Tasting Notes: Salt: The Queer Brewing Project: Flavourtown

By Alcoholandaphorisms

Tasting Notes: Salt: The Queer Brewing Project: Flavourtown

Salt: The Queer Brewing Project: Flavourtown (England: Imperial Porter: 8% ABV)

Visual: Black. Still. Thin brown dash of bubbles instead of a head.

Nose: Fresh dough. Slight crushed bourbon biscuits. Crushed crunchies chocolate bars.

Body: Smooth chocolate fondue. Light mead. Peppery. Caramel. Clean texture and mouthfeel. Honey.

Finish: Light earthy character. Watery chocolate. Honey sheen. Caramel in a Twix bar style. Milky coffee. Sheen of choc toffee. Cocoa.

Conclusion: What makes the difference between an Imperial Porter and a higher abv stout? That is the eternal question. Technically there are style guidelines, but in practice it seems to vary wildly. In this case I would say the difference is in mouthfeel and general weight of the beer.

While this is not a light beer by any means, it is only late on that it ever starts to show the full weight of the 8% ABV and even then it is very smooth for the style. That is in mouthfeel anyway, flavor wise this booms all the way. All the way to …flavourtown. Haha. Haha.

Ha.

Anyway, this is smooth chocolate with honey and mead notes – in the finish those honeyed notes especially linger. Despite the strength and lasting flavor it doesn’t feel artificially intense or sweet, which feels a tad confusing. You have big long lasting flavours, but somehow restrained.
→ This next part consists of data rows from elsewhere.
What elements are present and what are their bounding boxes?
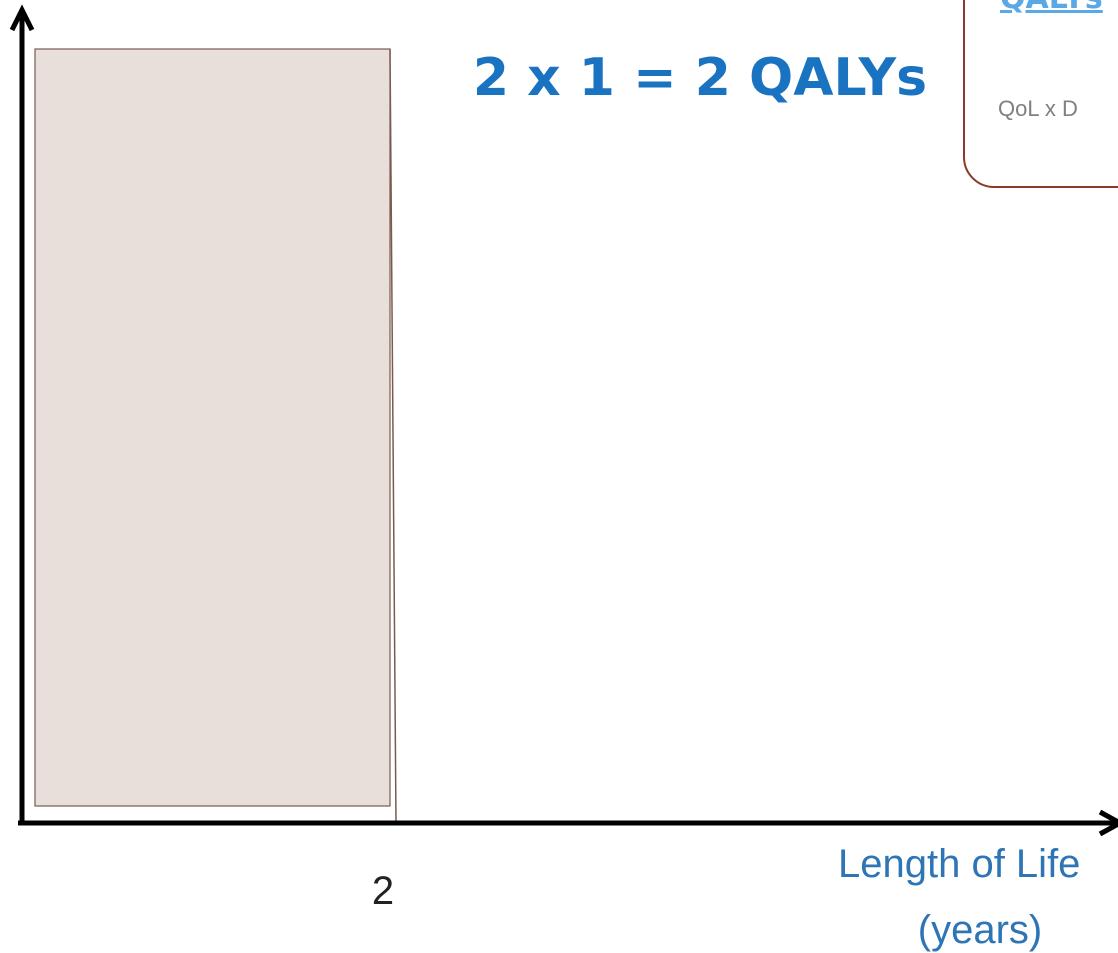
formula: QoL x D xyxy=(998,96,1078,121)
link[interactable]: QALYs xyxy=(1000,0,1103,16)
x-tick-label: 2 xyxy=(372,869,394,913)
qaly-area xyxy=(34,48,391,807)
x-axis-label-unit: (years) xyxy=(918,908,1042,952)
equation: 2 x 1 = 2 QALYs xyxy=(473,48,927,108)
edge-line xyxy=(389,48,397,824)
x-arrow xyxy=(1098,809,1118,837)
x-axis-label: Length of Life xyxy=(838,842,1080,886)
info-box xyxy=(963,0,1118,188)
y-arrow xyxy=(9,4,35,32)
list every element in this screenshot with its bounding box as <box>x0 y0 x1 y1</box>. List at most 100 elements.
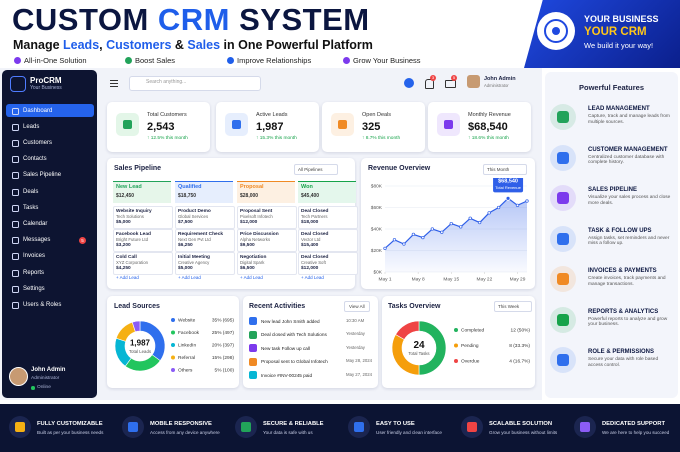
deal-amount: $6,500 <box>240 266 255 271</box>
deal-card[interactable] <box>298 252 358 275</box>
activity-icon <box>249 357 257 366</box>
menu-item[interactable] <box>6 217 94 230</box>
legend-value: 25% (497) <box>212 330 235 336</box>
subtitle: Manage Leads, Customers & Sales in One P… <box>13 38 373 52</box>
deal-card[interactable] <box>113 252 173 275</box>
add-lead[interactable]: + Add Lead <box>178 275 201 280</box>
menu-label: Tasks <box>23 204 39 211</box>
deal-title: Price Discussion <box>240 231 279 237</box>
deal-card[interactable] <box>175 252 235 275</box>
menu-item[interactable] <box>6 104 94 117</box>
deal-card[interactable] <box>237 206 297 229</box>
menu-label: Leads <box>23 123 40 130</box>
deal-card[interactable] <box>298 229 358 252</box>
stat-icon-glyph <box>338 120 347 129</box>
x-tick-label: May 8 <box>412 276 425 282</box>
menu-item[interactable] <box>6 282 94 295</box>
data-point <box>496 205 501 210</box>
feature-glyph <box>557 192 569 204</box>
bell-icon[interactable] <box>425 79 434 89</box>
activity-text: Invoice #INV-00245 paid <box>261 372 313 378</box>
menu-item[interactable] <box>6 185 94 198</box>
data-point <box>487 211 491 215</box>
activity-text: New lead John Smith added <box>261 318 320 324</box>
dropdown[interactable] <box>494 301 532 312</box>
menu-item[interactable] <box>6 266 94 279</box>
add-lead[interactable]: + Add Lead <box>116 275 139 280</box>
add-lead[interactable]: + Add Lead <box>301 275 324 280</box>
target-icon <box>537 12 575 50</box>
data-point <box>421 235 425 240</box>
logo <box>10 76 26 92</box>
menu-item[interactable] <box>6 120 94 133</box>
legend-dot <box>171 318 175 322</box>
menu-toggle-bar <box>110 83 118 85</box>
legend-dot <box>454 359 458 363</box>
deal-amount: $12,000 <box>301 266 319 271</box>
legend-dot <box>171 343 175 347</box>
data-point <box>392 238 397 242</box>
dropdown[interactable] <box>483 164 527 175</box>
feature-desc: Capture, track and manage leads from mul… <box>588 114 670 125</box>
column-total: $18,750 <box>178 193 197 199</box>
legend-label: Completed <box>461 327 485 333</box>
menu-icon <box>12 253 19 261</box>
add-lead[interactable]: + Add Lead <box>240 275 263 280</box>
column-name: Won <box>301 184 313 190</box>
search-placeholder: Search anything... <box>146 79 187 85</box>
menu-label: Customers <box>23 139 53 146</box>
legend-value: 5% (100) <box>215 367 235 373</box>
deal-company: Global Services <box>178 213 209 219</box>
deal-company: Pixelsoft Infotech <box>240 213 273 219</box>
deal-card[interactable] <box>113 229 173 252</box>
deal-card[interactable] <box>175 206 235 229</box>
deal-title: Website Inquiry <box>116 208 152 214</box>
data-point <box>440 230 444 234</box>
footer-desc: Built as per your business needs <box>37 430 104 435</box>
deal-company: Digital Spark <box>240 259 265 265</box>
menu-icon <box>12 269 19 277</box>
status-dot <box>31 386 35 390</box>
avatar <box>9 367 28 386</box>
column-total: $28,000 <box>240 193 259 199</box>
deal-company: Tech Solutions <box>116 213 144 219</box>
deal-card[interactable] <box>175 229 235 252</box>
dropdown-label: This Week <box>498 303 520 309</box>
dropdown-label: All Pipelines <box>298 166 323 172</box>
deal-card[interactable] <box>237 229 297 252</box>
stat-icon-glyph <box>123 120 132 129</box>
legend-label: Others <box>178 367 193 373</box>
menu-item[interactable] <box>6 201 94 214</box>
menu-icon <box>12 172 19 180</box>
deal-title: Negotiation <box>240 254 267 260</box>
dropdown[interactable] <box>294 164 338 175</box>
footer-title: MOBILE RESPONSIVE <box>150 421 212 427</box>
deal-card[interactable] <box>237 252 297 275</box>
footer-title: DEDICATED SUPPORT <box>602 421 666 427</box>
mail-icon[interactable] <box>445 80 456 88</box>
footer-desc: Grow your business without limits <box>489 430 558 435</box>
search-box[interactable] <box>129 76 261 91</box>
add-button[interactable] <box>404 78 414 88</box>
activity-time: May 27, 2024 <box>346 371 373 377</box>
badge-line: YOUR CRM <box>584 26 647 38</box>
data-point <box>468 216 472 220</box>
tag: Boost Sales <box>135 56 176 65</box>
deal-title: Proposal Sent <box>240 208 273 214</box>
legend-value: 8 (33.3%) <box>509 343 530 349</box>
deal-amount: $5,000 <box>116 220 131 225</box>
deal-card[interactable] <box>113 206 173 229</box>
x-tick-label: May 1 <box>378 276 391 282</box>
feature-desc: Assign tasks, set reminders and never mi… <box>588 235 670 247</box>
badge-line: We build it your way! <box>584 41 654 50</box>
feature-glyph <box>557 354 569 366</box>
stat-value: 2,543 <box>147 121 175 133</box>
menu-item[interactable] <box>6 153 94 166</box>
menu-label: Messages <box>23 237 51 244</box>
deal-card[interactable] <box>298 206 358 229</box>
menu-item[interactable] <box>6 250 94 263</box>
tooltip-value: $68,540 <box>498 178 518 184</box>
feature-desc: Secure your data with role based access … <box>588 357 659 368</box>
view-all-button[interactable] <box>344 301 370 312</box>
legend-value: 15% (298) <box>212 355 235 361</box>
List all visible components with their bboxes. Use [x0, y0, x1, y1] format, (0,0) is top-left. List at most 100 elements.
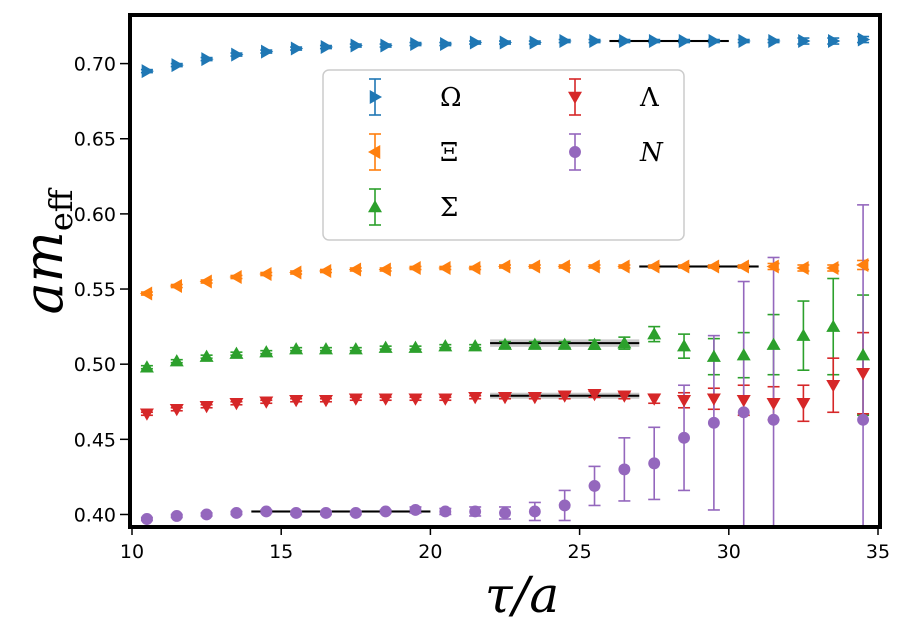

It has a little in the way of earthy and peppery notes, but at its core it comes in with that rich cocoa and honey, with only subtle influence from the common coffee porter notes. Despite the sweet notes it it quite dry, especially into the finish. It is odd, like a lot of the beer it feels slightly contradictory in its ways.

The beer does get thicker over time, feeling slightly honey thickened by the end – still not Imperial Stout like weight – more like a thicker mead, but so different from the start. Still not quite sure how that happened.

But, is it good? Kind of. Feels like it is honey balanced over a gentle sweet core at the start, but by the end it is honey on full blast which gets over powering. I enjoy it, but is an occasional drink, not a frequent one. Starts subtle, ends outrageously mead filled. Decent if unbalanced.

Background: The Queer Brewing Project! Cool idea, with some of the profits going to LGBTQ charities and Salt are a good brewery to match, so it was an easy choice to drive into Flavourtown! Whoop whoop! So what did they go for? An Imperial Porter made with honeycomb dust. You don’t get many Imperial Porters, possibly because of the confusion in what exactly one is, so it was an interesting one to grab from Independent Spirit. Went back to the 90s with Faithless: Reverence as backing music while drinking.